Some questions on best index performance


#1

Hi!
I am trying out couchbase for use in our domain (automotive). When the big €€€ enterpise players fails delivering i thought why not try it myself :slight_smile:

Assume i have an view with the following map function that creates a compound key (a article is mapped onto serveral cars that can be placed into several categories):

function (doc, meta) {
if (doc.type=="test"){
	if(doc.cars.length > 0) {
		for(var idx in doc.cars) {
			for(var idxs in doc.category) {
				emit([doc.category[idxs],doc.cars[idx].id], {"sku":doc.sku,"name":doc.article_name,"description":doc.article_description});
			}
		}
	}
}

}

  1. I want to query for the first param, the category ID. So my startkey for category 2 would be [2] and endkey [2,{}]. Does this query has a equally good performance as define yet another view , single key, that only has param startkey 2 endkey 2 ?

  2. Is there any problem with define a rather complex map function (multiple for loops as above) rather than model the keys unqiue from the beginning, i.e SKU_CARID (that is…every key has a single SKU and a single CAR_ID) rather than create the index “on-the-fly” using the un-nesting map function.

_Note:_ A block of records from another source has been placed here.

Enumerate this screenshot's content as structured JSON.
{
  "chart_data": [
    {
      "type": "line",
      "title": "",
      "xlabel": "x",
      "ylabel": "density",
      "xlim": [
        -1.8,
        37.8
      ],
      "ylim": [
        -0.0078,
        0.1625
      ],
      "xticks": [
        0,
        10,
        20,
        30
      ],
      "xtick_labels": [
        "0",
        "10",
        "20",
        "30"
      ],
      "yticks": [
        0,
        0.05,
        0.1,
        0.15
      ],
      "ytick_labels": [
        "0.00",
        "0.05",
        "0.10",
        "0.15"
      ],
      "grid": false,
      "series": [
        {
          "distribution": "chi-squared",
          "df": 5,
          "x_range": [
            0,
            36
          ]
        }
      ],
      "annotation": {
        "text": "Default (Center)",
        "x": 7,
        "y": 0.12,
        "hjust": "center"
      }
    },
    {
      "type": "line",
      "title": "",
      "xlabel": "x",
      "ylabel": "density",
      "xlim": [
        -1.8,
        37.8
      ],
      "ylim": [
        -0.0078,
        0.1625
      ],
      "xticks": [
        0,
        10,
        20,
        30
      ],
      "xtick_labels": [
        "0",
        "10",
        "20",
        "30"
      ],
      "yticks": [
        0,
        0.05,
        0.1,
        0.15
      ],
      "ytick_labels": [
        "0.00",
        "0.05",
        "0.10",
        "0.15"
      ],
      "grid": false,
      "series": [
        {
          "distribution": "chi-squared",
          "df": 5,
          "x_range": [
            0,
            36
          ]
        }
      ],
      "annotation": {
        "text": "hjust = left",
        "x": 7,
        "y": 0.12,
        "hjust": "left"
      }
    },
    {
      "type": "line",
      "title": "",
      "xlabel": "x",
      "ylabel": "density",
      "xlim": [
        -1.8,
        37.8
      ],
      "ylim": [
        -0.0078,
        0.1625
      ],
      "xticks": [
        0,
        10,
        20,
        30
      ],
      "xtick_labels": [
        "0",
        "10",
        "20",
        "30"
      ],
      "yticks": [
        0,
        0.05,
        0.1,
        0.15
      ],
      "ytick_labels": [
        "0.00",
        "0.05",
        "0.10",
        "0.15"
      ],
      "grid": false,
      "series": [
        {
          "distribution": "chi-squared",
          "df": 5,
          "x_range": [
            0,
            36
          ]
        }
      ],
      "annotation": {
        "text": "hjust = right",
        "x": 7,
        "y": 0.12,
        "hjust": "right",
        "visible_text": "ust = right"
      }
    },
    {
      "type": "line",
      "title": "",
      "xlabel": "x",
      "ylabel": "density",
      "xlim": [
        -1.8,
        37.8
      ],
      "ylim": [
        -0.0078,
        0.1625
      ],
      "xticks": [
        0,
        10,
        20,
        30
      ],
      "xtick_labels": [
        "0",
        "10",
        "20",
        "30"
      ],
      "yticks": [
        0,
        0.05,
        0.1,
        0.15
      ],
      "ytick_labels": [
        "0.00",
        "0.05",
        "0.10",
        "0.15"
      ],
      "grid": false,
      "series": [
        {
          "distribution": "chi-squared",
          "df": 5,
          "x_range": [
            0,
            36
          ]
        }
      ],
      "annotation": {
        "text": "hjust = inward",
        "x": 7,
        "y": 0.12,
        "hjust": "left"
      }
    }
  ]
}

  3. Is there any way to create the view index and then remove part of the JSON document (programmatically update/set the keys again) without the index automatically starts to re-index? What i mean, sometimes it makes sense to create a index but the actual array used for building the index does not make sense to keep within the actual key in memory. In my case the json document can consists of an array with 10k+ numbers which with the above map generates needed structure for range queries. However it is of no importance to have this is array floating around within and steel bandwidth when GET the single key.

Thanks!


#2

[1] Startkey/Endkey performance vs a dedicated view depends on the size of the documents and size of the database. My suspicion is with CB 3.0 using a dedicated view will be slightly better performance for retrieval vs a startkey/endkey, while only incurring marginally more cpu at time of ingestion.

[2] I’m not sure I understand the question. I believe what’s being asked is what is the difference between a complex map function vs a the overhead incurred from modeling at the application tier? Its a question of where the modeling logic resides and is applied for retrieval–at the application or within the database in a view.

[3] There is no means of performing DML with views, currently.